Can you tell us briefly about your own research interests and background?

I am a molecular biologist and virologist. I started my career in the field of microbiology, studying streptococcus identification techniques, and then moved on to molecular biology applied to baculovirus during my PhD. I have always felt very engaged with applied science and enjoy when my research has an impact in the medical field. At the Cell Based Vaccines Development Lab at iBET, I collaborate with pharmaceutical companies and research groups to develop cutting-edge approaches for vaccine generation using the baculovirus expression system in insect cells. My work focuses on the upstream development of recombinant proteins and VLP-based vaccines against infectious and/or neglected diseases (e.g., poliovirus, acute myeloid leukaemia, snakebites).

When did you first become interested in venom research? 

Although I have never studied venoms before, my research has always focused on topics which can make a difference in the medical field. This project captivated me for the challenge it reflects, together with the major advance it will mean for antivenom research. Nowadays there is no multivalent antivenom, which means people are often treated with more than one antibody-based antisera, risking side effects, and increasing the treatment price. This also means not everyone has access to treatment in a timely manner.

What are your key responsibilities in the ADDovenom project? 

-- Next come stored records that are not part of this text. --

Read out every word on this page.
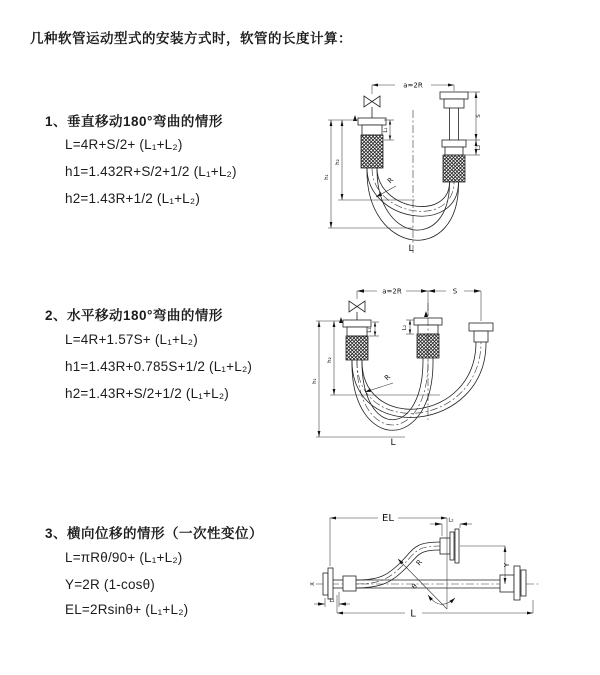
几种软管运动型式的安装方式时，软管的长度计算：
1、垂直移动180°弯曲的情形
L=4R+S/2+ (L₁+L₂)
h1=1.432R+S/2+1/2 (L₁+L₂)
h2=1.43R+1/2 (L₁+L₂)
2、水平移动180°弯曲的情形
L=4R+1.57S+ (L₁+L₂)
h1=1.43R+0.785S+1/2 (L₁+L₂)
h2=1.43R+S/2+1/2 (L₁+L₂)
3、横向位移的情形（一次性变位）
L=πRθ/90+ (L₁+L₂)
Y=2R (1-cosθ)
EL=2Rsinθ+ (L₁+L₂)
a=2R
L₁
S
L₂
h₂
h₁	R
L
a=2R	S
L₁	L₂
h₂
h₁	R
L
X
EL	L₂
Y
R
θ
L
L₁
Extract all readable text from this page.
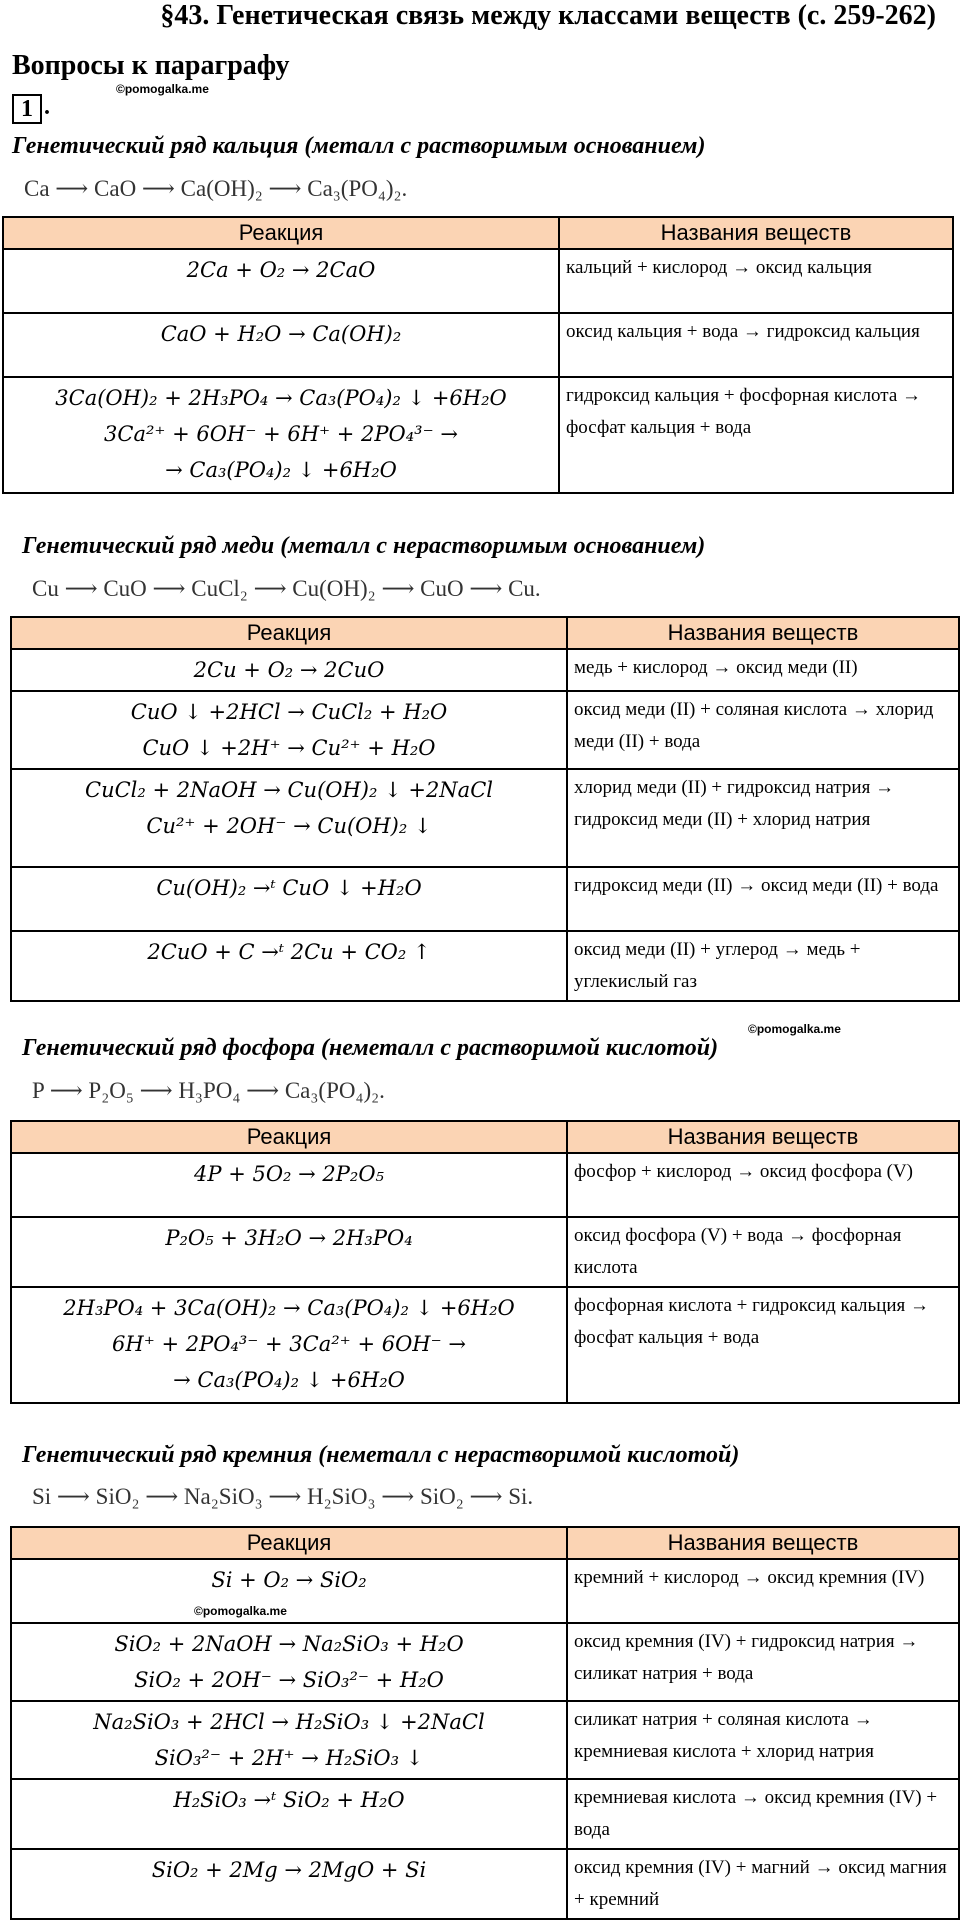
§43. Генетическая связь между классами веществ (с. 259-262)
Вопросы к параграфу
©pomogalka.me
1 .
Генетический ряд кальция (металл с растворимым основанием)
Ca ⟶ CaO ⟶ Ca(OH)₂ ⟶ Ca₃(PO₄)₂.
Реакция	Названия веществ

2Ca + O₂ → 2CaO	кальций + кислород → оксид кальция

CaO + H₂O → Ca(OH)₂	оксид кальция + вода → гидроксид кальция

3Ca(OH)₂ + 2H₃PO₄ → Ca₃(PO₄)₂ ↓ +6H₂O
3Ca²⁺ + 6OH⁻ + 6H⁺ + 2PO₄³⁻ →
→ Ca₃(PO₄)₂ ↓ +6H₂O	гидроксид кальция + фосфорная кислота → фосфат кальция + вода
Генетический ряд меди (металл с нерастворимым основанием)
Cu ⟶ CuO ⟶ CuCl₂ ⟶ Cu(OH)₂ ⟶ CuO ⟶ Cu.
Реакция	Названия веществ

2Cu + O₂ → 2CuO	медь + кислород → оксид меди (II)

CuO ↓ +2HCl → CuCl₂ + H₂O
CuO ↓ +2H⁺ → Cu²⁺ + H₂O	оксид меди (II) + соляная кислота → хлорид меди (II) + вода

CuCl₂ + 2NaOH → Cu(OH)₂ ↓ +2NaCl
Cu²⁺ + 2OH⁻ → Cu(OH)₂ ↓	хлорид меди (II) + гидроксид натрия → гидроксид меди (II) + хлорид натрия

Cu(OH)₂ →ᵗ CuO ↓ +H₂O	гидроксид меди (II) → оксид меди (II) + вода

2CuO + C →ᵗ 2Cu + CO₂ ↑	оксид меди (II) + углерод → медь + углекислый газ
©pomogalka.me
Генетический ряд фосфора (неметалл с растворимой кислотой)
P ⟶ P₂O₅ ⟶ H₃PO₄ ⟶ Ca₃(PO₄)₂.
Реакция	Названия веществ

4P + 5O₂ → 2P₂O₅	фосфор + кислород → оксид фосфора (V)

P₂O₅ + 3H₂O → 2H₃PO₄	оксид фосфора (V) + вода → фосфорная кислота

2H₃PO₄ + 3Ca(OH)₂ → Ca₃(PO₄)₂ ↓ +6H₂O
6H⁺ + 2PO₄³⁻ + 3Ca²⁺ + 6OH⁻ →
→ Ca₃(PO₄)₂ ↓ +6H₂O	фосфорная кислота + гидроксид кальция → фосфат кальция + вода
Генетический ряд кремния (неметалл с нерастворимой кислотой)
Si ⟶ SiO₂ ⟶ Na₂SiO₃ ⟶ H₂SiO₃ ⟶ SiO₂ ⟶ Si.
Реакция	Названия веществ

Si + O₂ → SiO₂	кремний + кислород → оксид кремния (IV)

SiO₂ + 2NaOH → Na₂SiO₃ + H₂O
SiO₂ + 2OH⁻ → SiO₃²⁻ + H₂O	оксид кремния (IV) + гидроксид натрия → силикат натрия + вода

Na₂SiO₃ + 2HCl → H₂SiO₃ ↓ +2NaCl
SiO₃²⁻ + 2H⁺ → H₂SiO₃ ↓	силикат натрия + соляная кислота → кремниевая кислота + хлорид натрия

H₂SiO₃ →ᵗ SiO₂ + H₂O	кремниевая кислота → оксид кремния (IV) + вода

SiO₂ + 2Mg → 2MgO + Si	оксид кремния (IV) + магний → оксид магния + кремний
©pomogalka.me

I am coordinating iBET’s team on Work Package 5, which aims to optimize the upstream and downstream ADDomers production, to develop a scalable and GMP-compatible protocol. I am responsible for protocol development, implementation of methodologies, supervising my team, and coordinating with the wider ADDovenom team. 

What do you hope will be the main outputs from your work on ADDovenom? 

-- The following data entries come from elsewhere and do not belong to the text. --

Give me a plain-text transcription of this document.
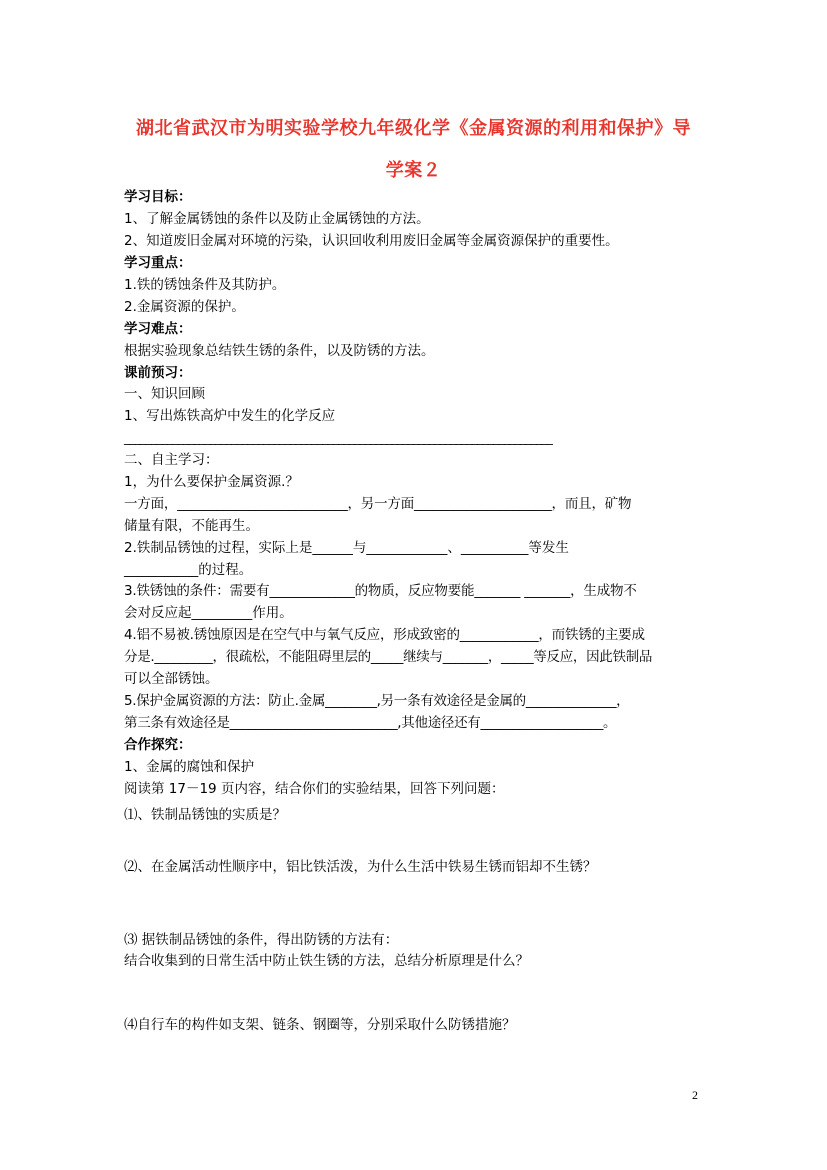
湖北省武汉市为明实验学校九年级化学《金属资源的利用和保护》导
学案２
学习目标：
1、了解金属锈蚀的条件以及防止金属锈蚀的方法。
2、知道废旧金属对环境的污染，认识回收利用废旧金属等金属资源保护的重要性。
学习重点：
1.铁的锈蚀条件及其防护。
2.金属资源的保护。
学习难点：
根据实验现象总结铁生锈的条件，以及防锈的方法。
课前预习：
一、知识回顾
1、写出炼铁高炉中发生的化学反应
________________________________________________________________________________
二、自主学习：
1，为什么要保护金属资源.？
一方面，__________________________，另一方面_____________________，而且，矿物
储量有限，不能再生。
2.铁制品锈蚀的过程，实际上是______与____________、__________等发生
___________的过程。
3.铁锈蚀的条件：需要有_____________的物质，反应物要能_______ _______，生成物不
会对反应起_________作用。
4.铝不易被.锈蚀原因是在空气中与氧气反应，形成致密的____________，而铁锈的主要成
分是._________，很疏松，不能阻碍里层的_____继续与_______，_____等反应，因此铁制品
可以全部锈蚀。
5.保护金属资源的方法：防止.金属________,另一条有效途径是金属的______________，
第三条有效途径是__________________________,其他途径还有___________________。
合作探究：
1、金属的腐蚀和保护
阅读第 17－19 页内容，结合你们的实验结果，回答下列问题：
⑴、铁制品锈蚀的实质是？
⑵、在金属活动性顺序中，铝比铁活泼，为什么生活中铁易生锈而铝却不生锈？
⑶ 据铁制品锈蚀的条件，得出防锈的方法有：
结合收集到的日常生活中防止铁生锈的方法，总结分析原理是什么？
⑷自行车的构件如支架、链条、钢圈等，分别采取什么防锈措施？
2
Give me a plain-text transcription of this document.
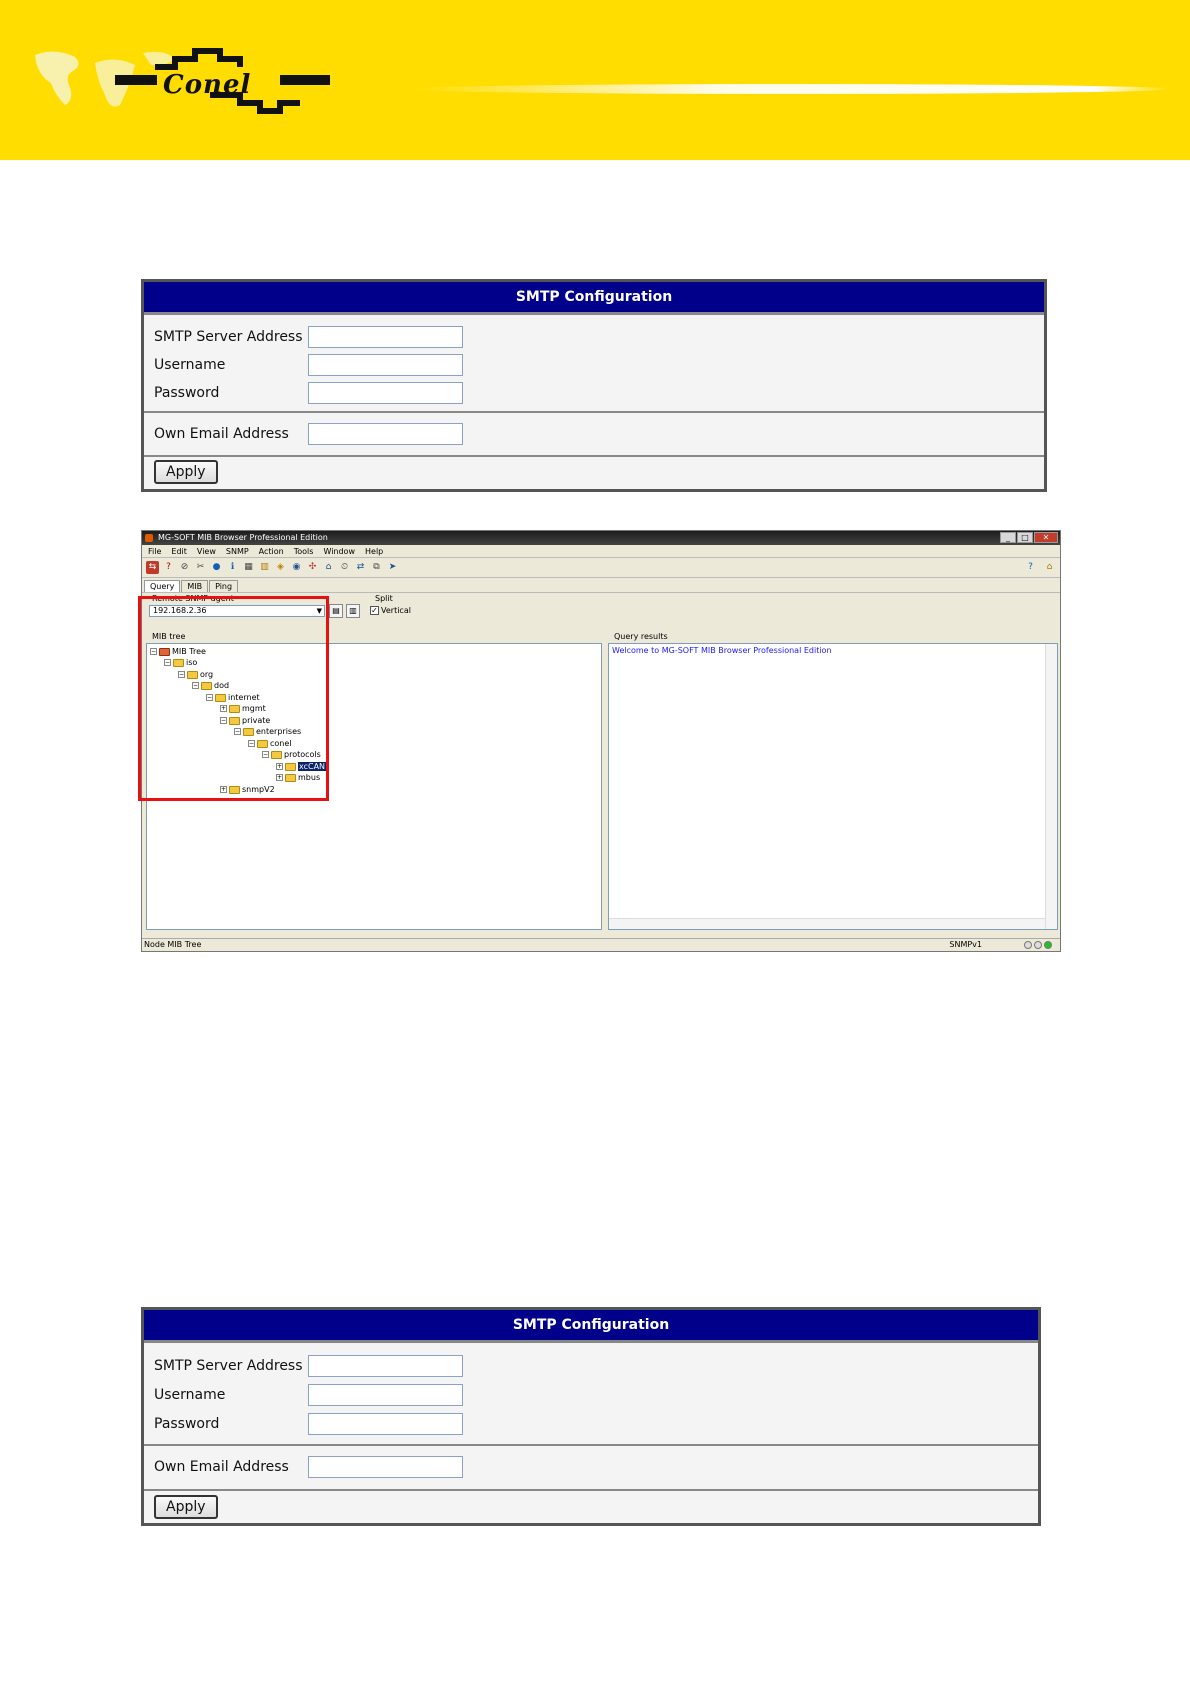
Conel
SMTP Configuration
SMTP Server Address
Username
Password
Own Email Address
Apply
MG-SOFT MIB Browser Professional Edition	_	□	✕
File Edit View SNMP Action Tools Window Help
⇆	?	⊘ ✂ ●	ℹ	▦ ▥ ◈ ◉ ✣	⌂	⏲ ⇄	⧉	➤	?	⌂
Query	MIB	Ping
Remote SNMP agent
192.168.2.36	▼	▤	▥
Split
✓ Vertical
MIB tree
− MIB Tree
− iso
− org
− dod
− internet
+ mgmt
− private
− enterprises
− conel
− protocols
+ xcCAN
+ mbus
+ snmpV2
Query results
Welcome to MG-SOFT MIB Browser Professional Edition
Node MIB Tree	SNMPv1
SMTP Configuration
SMTP Server Address
Username
Password
Own Email Address
Apply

If we can get a highly productive and efficient process to produce a very stable ADDomer-based antivenom, we can offer a multivalent and affordable treatment for snakebites. This will enable treatment to reach more people, to be applied quicker (no need to identify the snake or for specialized professionals) and therefore hopefully reduce snakebite mortality and morbidity.

Can you tell us of one recent development in the world of venom research that has interested you? 

I was happy to find out that recombinant snake toxins are being studied as biopharmaceuticals. For example, PEGylated Collinein-1, from Crotalus durissus collilineatus venom, was recombinantly expressed in the Pichia pastoris system and shown activity towards haemostasis control, therefore making it a drug candidate to modulate blood clotting.

Do you have a favourite snake – if so, which one, and why? 

Snakes are fascinating for their diversity and capabilities (they eat animals bigger than themselves!). Even though I do not have a favourite snake, I have had a go at holding one! 

Is there anything else you would like to tell us? 

I am very happy to be part of the ADDovenom team! This challenging project can only be successful by combining the expertise from each institution to develop a highly complex and unparalleled therapy.